Pseudoephedrine and ephedrine: managing the risk of misuse – July 2010 update


This public assessment report has been superseded by a more recent report published in 2015.

01 July 2010

Pseudoephedrine (PSE) and ephedrine (EPH) are nasal decongestants (help clear a blocked nose) contained in several over-the-counter cough and cold medicines. 

There is a risk that PSE and EPH can be extracted from these medicines and used in the illegal manufacture of the Class A controlled drug methylamphetamine (commonly known as ‘crystal meth’). 

Controls were therefore introduced in 2008 to minimise the supply and misuse of these medicines. The impact of these controls is reviewed on a yearly basis by the Commission on Human Medicines and the MHRA.

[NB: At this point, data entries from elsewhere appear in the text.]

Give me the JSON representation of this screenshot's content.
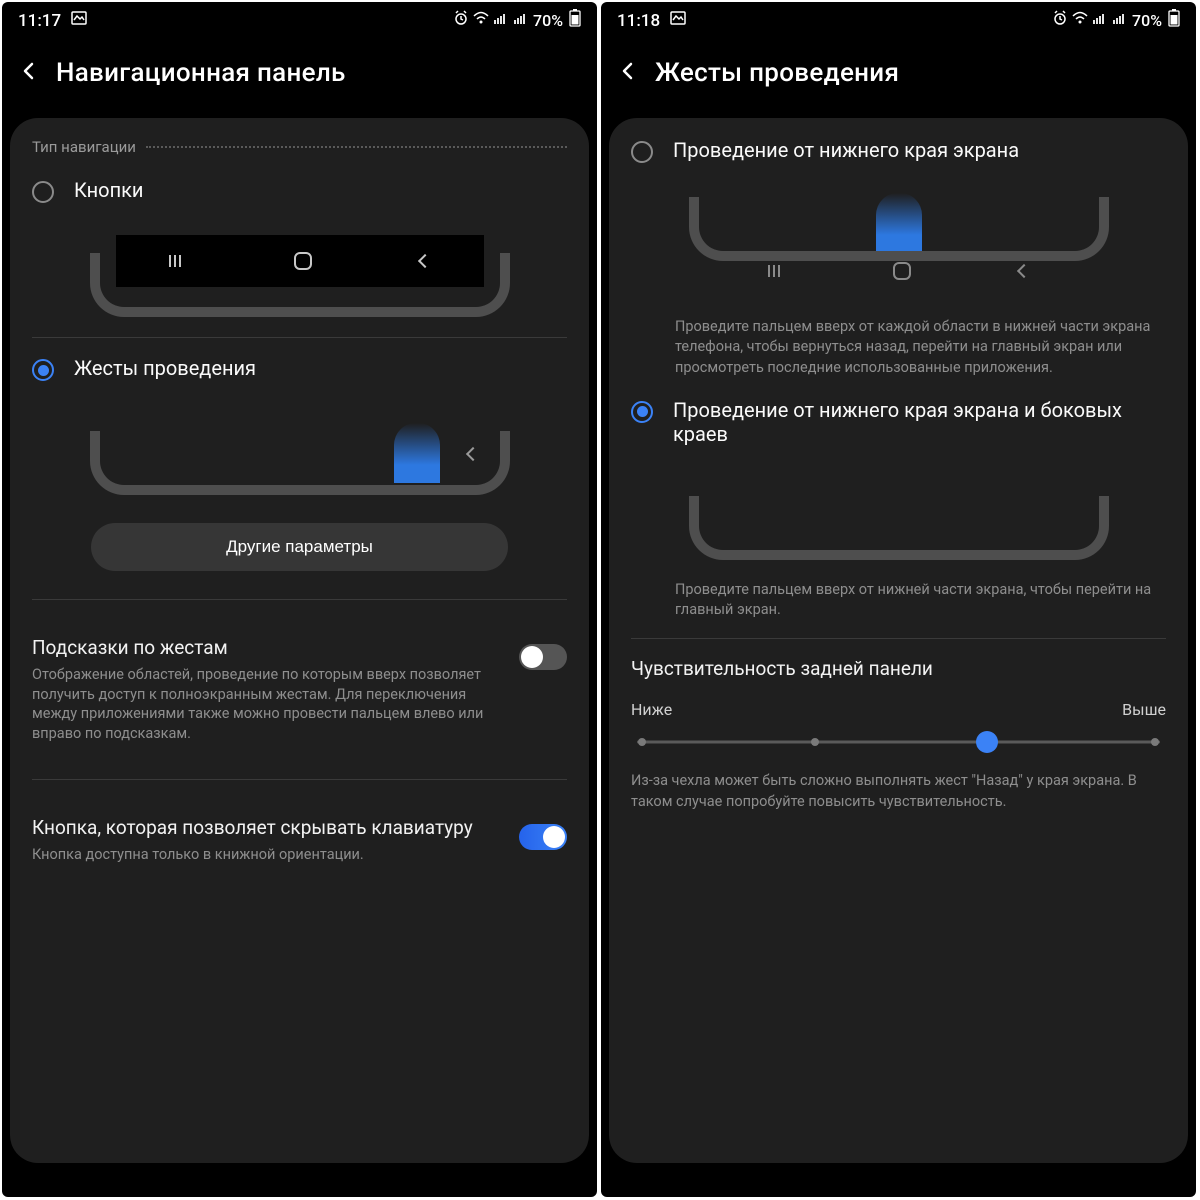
{
  "left": {
    "statusbar": {
      "time": "11:17",
      "battery": "70%"
    },
    "title": "Навигационная панель",
    "nav_type_label": "Тип навигации",
    "option_buttons": {
      "label": "Кнопки",
      "selected": false
    },
    "option_gestures": {
      "label": "Жесты проведения",
      "selected": true
    },
    "more_button": "Другие параметры",
    "hints": {
      "title": "Подсказки по жестам",
      "desc": "Отображение областей, проведение по которым вверх позволяет получить доступ к полноэкранным жестам. Для переключения между приложениями также можно провести пальцем влево или вправо по подсказкам.",
      "on": false
    },
    "hide_kb": {
      "title": "Кнопка, которая позволяет скрывать клавиатуру",
      "desc": "Кнопка доступна только в книжной ориентации.",
      "on": true
    }
  },
  "right": {
    "statusbar": {
      "time": "11:18",
      "battery": "70%"
    },
    "title": "Жесты проведения",
    "opt1": {
      "label": "Проведение от нижнего края экрана",
      "desc": "Проведите пальцем вверх от каждой области в нижней части экрана телефона, чтобы вернуться назад, перейти на главный экран или просмотреть последние использованные приложения.",
      "selected": false
    },
    "opt2": {
      "label": "Проведение от нижнего края экрана и боковых краев",
      "desc": "Проведите пальцем вверх от нижней части экрана, чтобы перейти на главный экран.",
      "selected": true
    },
    "sensitivity": {
      "title": "Чувствительность задней панели",
      "low": "Ниже",
      "high": "Выше",
      "ticks": 4,
      "value_index": 2,
      "note": "Из-за чехла может быть сложно выполнять жест \"Назад\" у края экрана. В таком случае попробуйте повысить чувствительность."
    }
  }
}
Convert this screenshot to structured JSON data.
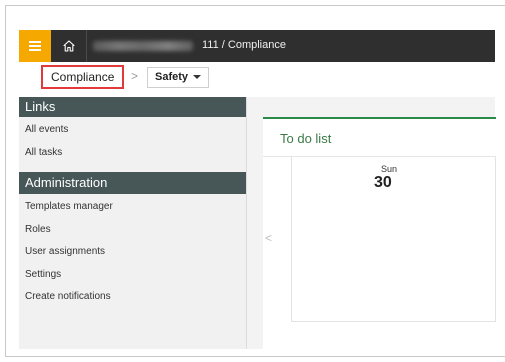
{
  "topbar": {
    "path_suffix": "111 / Compliance"
  },
  "breadcrumbs": {
    "compliance_label": "Compliance",
    "separator": ">",
    "safety_label": "Safety"
  },
  "sidebar": {
    "links_header": "Links",
    "links": [
      "All events",
      "All tasks"
    ],
    "admin_header": "Administration",
    "admin_items": [
      "Templates manager",
      "Roles",
      "User assignments",
      "Settings",
      "Create notifications"
    ]
  },
  "main": {
    "panel_title": "To do list",
    "day_name": "Sun",
    "day_number": "30",
    "prev_glyph": "<"
  },
  "colors": {
    "accent": "#f5a800",
    "topbar": "#2f2f2f",
    "sidebar_header": "#475657",
    "panel_border": "#2b8a4a",
    "highlight": "#e03a3a"
  }
}
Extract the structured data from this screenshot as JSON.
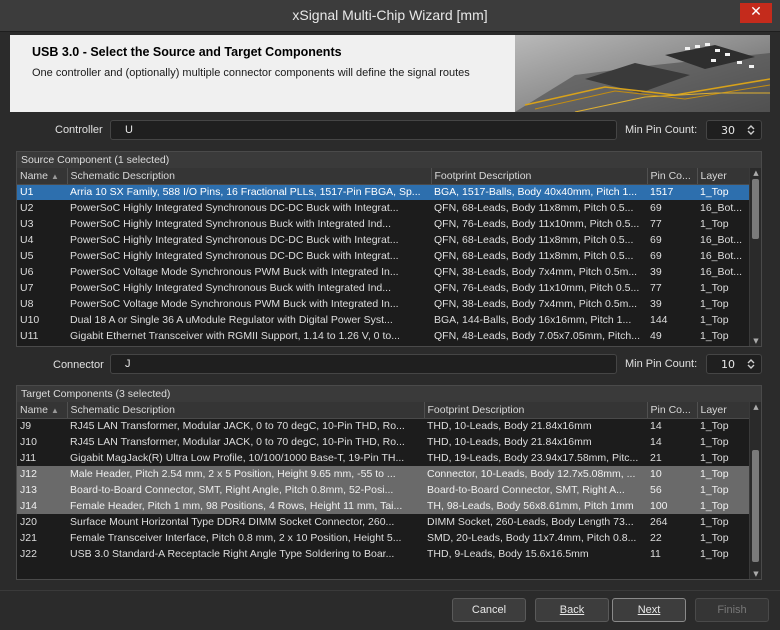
{
  "window": {
    "title": "xSignal Multi-Chip Wizard [mm]",
    "close_glyph": "✕"
  },
  "header": {
    "title": "USB 3.0 - Select the Source and Target Components",
    "subtitle": "One controller and (optionally) multiple connector components will define the signal routes"
  },
  "controller": {
    "label": "Controller",
    "value": "U",
    "min_pin_label": "Min Pin Count:",
    "min_pin_value": "30"
  },
  "connector": {
    "label": "Connector",
    "value": "J",
    "min_pin_label": "Min Pin Count:",
    "min_pin_value": "10"
  },
  "source": {
    "caption": "Source Component (1 selected)",
    "columns": [
      "Name",
      "Schematic Description",
      "Footprint Description",
      "Pin Co...",
      "Layer"
    ],
    "rows": [
      [
        "U1",
        "Arria 10 SX Family, 588 I/O Pins, 16 Fractional PLLs, 1517-Pin FBGA, Sp...",
        "BGA, 1517-Balls, Body 40x40mm, Pitch 1...",
        "1517",
        "1_Top"
      ],
      [
        "U2",
        "PowerSoC Highly Integrated Synchronous DC-DC Buck with Integrat...",
        "QFN, 68-Leads, Body 11x8mm, Pitch 0.5...",
        "69",
        "16_Bot..."
      ],
      [
        "U3",
        "PowerSoC Highly Integrated Synchronous Buck with Integrated Ind...",
        "QFN, 76-Leads, Body 11x10mm, Pitch 0.5...",
        "77",
        "1_Top"
      ],
      [
        "U4",
        "PowerSoC Highly Integrated Synchronous DC-DC Buck with Integrat...",
        "QFN, 68-Leads, Body 11x8mm, Pitch 0.5...",
        "69",
        "16_Bot..."
      ],
      [
        "U5",
        "PowerSoC Highly Integrated Synchronous DC-DC Buck with Integrat...",
        "QFN, 68-Leads, Body 11x8mm, Pitch 0.5...",
        "69",
        "16_Bot..."
      ],
      [
        "U6",
        "PowerSoC Voltage Mode Synchronous PWM Buck with Integrated In...",
        "QFN, 38-Leads, Body 7x4mm, Pitch 0.5m...",
        "39",
        "16_Bot..."
      ],
      [
        "U7",
        "PowerSoC Highly Integrated Synchronous Buck with Integrated Ind...",
        "QFN, 76-Leads, Body 11x10mm, Pitch 0.5...",
        "77",
        "1_Top"
      ],
      [
        "U8",
        "PowerSoC Voltage Mode Synchronous PWM Buck with Integrated In...",
        "QFN, 38-Leads, Body 7x4mm, Pitch 0.5m...",
        "39",
        "1_Top"
      ],
      [
        "U10",
        "Dual 18 A or Single 36 A uModule Regulator with Digital Power Syst...",
        "BGA, 144-Balls, Body 16x16mm, Pitch 1...",
        "144",
        "1_Top"
      ],
      [
        "U11",
        "Gigabit Ethernet Transceiver with RGMII Support, 1.14 to 1.26 V, 0 to...",
        "QFN, 48-Leads, Body 7.05x7.05mm, Pitch...",
        "49",
        "1_Top"
      ]
    ]
  },
  "target": {
    "caption": "Target Components (3 selected)",
    "columns": [
      "Name",
      "Schematic Description",
      "Footprint Description",
      "Pin Co...",
      "Layer"
    ],
    "rows": [
      [
        "J9",
        "RJ45 LAN Transformer, Modular JACK, 0 to 70 degC, 10-Pin THD, Ro...",
        "THD, 10-Leads, Body 21.84x16mm",
        "14",
        "1_Top"
      ],
      [
        "J10",
        "RJ45 LAN Transformer, Modular JACK, 0 to 70 degC, 10-Pin THD, Ro...",
        "THD, 10-Leads, Body 21.84x16mm",
        "14",
        "1_Top"
      ],
      [
        "J11",
        "Gigabit MagJack(R) Ultra Low Profile, 10/100/1000 Base-T, 19-Pin TH...",
        "THD, 19-Leads, Body 23.94x17.58mm, Pitc...",
        "21",
        "1_Top"
      ],
      [
        "J12",
        "Male Header, Pitch 2.54 mm, 2 x 5 Position, Height 9.65 mm, -55 to ...",
        "Connector, 10-Leads, Body 12.7x5.08mm, ...",
        "10",
        "1_Top"
      ],
      [
        "J13",
        "Board-to-Board Connector, SMT, Right Angle, Pitch 0.8mm, 52-Posi...",
        "Board-to-Board Connector, SMT, Right A...",
        "56",
        "1_Top"
      ],
      [
        "J14",
        "Female Header, Pitch 1 mm, 98 Positions, 4 Rows, Height 11 mm, Tai...",
        "TH, 98-Leads, Body 56x8.61mm, Pitch 1mm",
        "100",
        "1_Top"
      ],
      [
        "J20",
        "Surface Mount Horizontal Type DDR4 DIMM Socket Connector, 260...",
        "DIMM Socket, 260-Leads, Body Length 73...",
        "264",
        "1_Top"
      ],
      [
        "J21",
        "Female Transceiver Interface, Pitch 0.8 mm, 2 x 10 Position, Height 5...",
        "SMD, 20-Leads, Body 11x7.4mm, Pitch 0.8...",
        "22",
        "1_Top"
      ],
      [
        "J22",
        "USB 3.0 Standard-A Receptacle Right Angle Type Soldering to Boar...",
        "THD, 9-Leads, Body 15.6x16.5mm",
        "11",
        "1_Top"
      ]
    ]
  },
  "buttons": {
    "cancel": "Cancel",
    "back": "Back",
    "next": "Next",
    "finish": "Finish"
  }
}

The following report presents the 2010 update on the impact of these tighter controls and reveals there were no new reports of misuse of these drugs from 2009 – 2010, since the controls were introduced.

(This report updates an earlier Public Assessment Report on this issue, published in July 2009).

This information has also been highlighted in the September 2010 issue of our publication Drug Safety Update

This report presents the evidence that was available when the regulatory decision was made, showing a ‘snapshot’ of the clinical landscape at the time. However, any advice in this report remains current unless it is superseded by a more recent report (where relevant, this is indicated).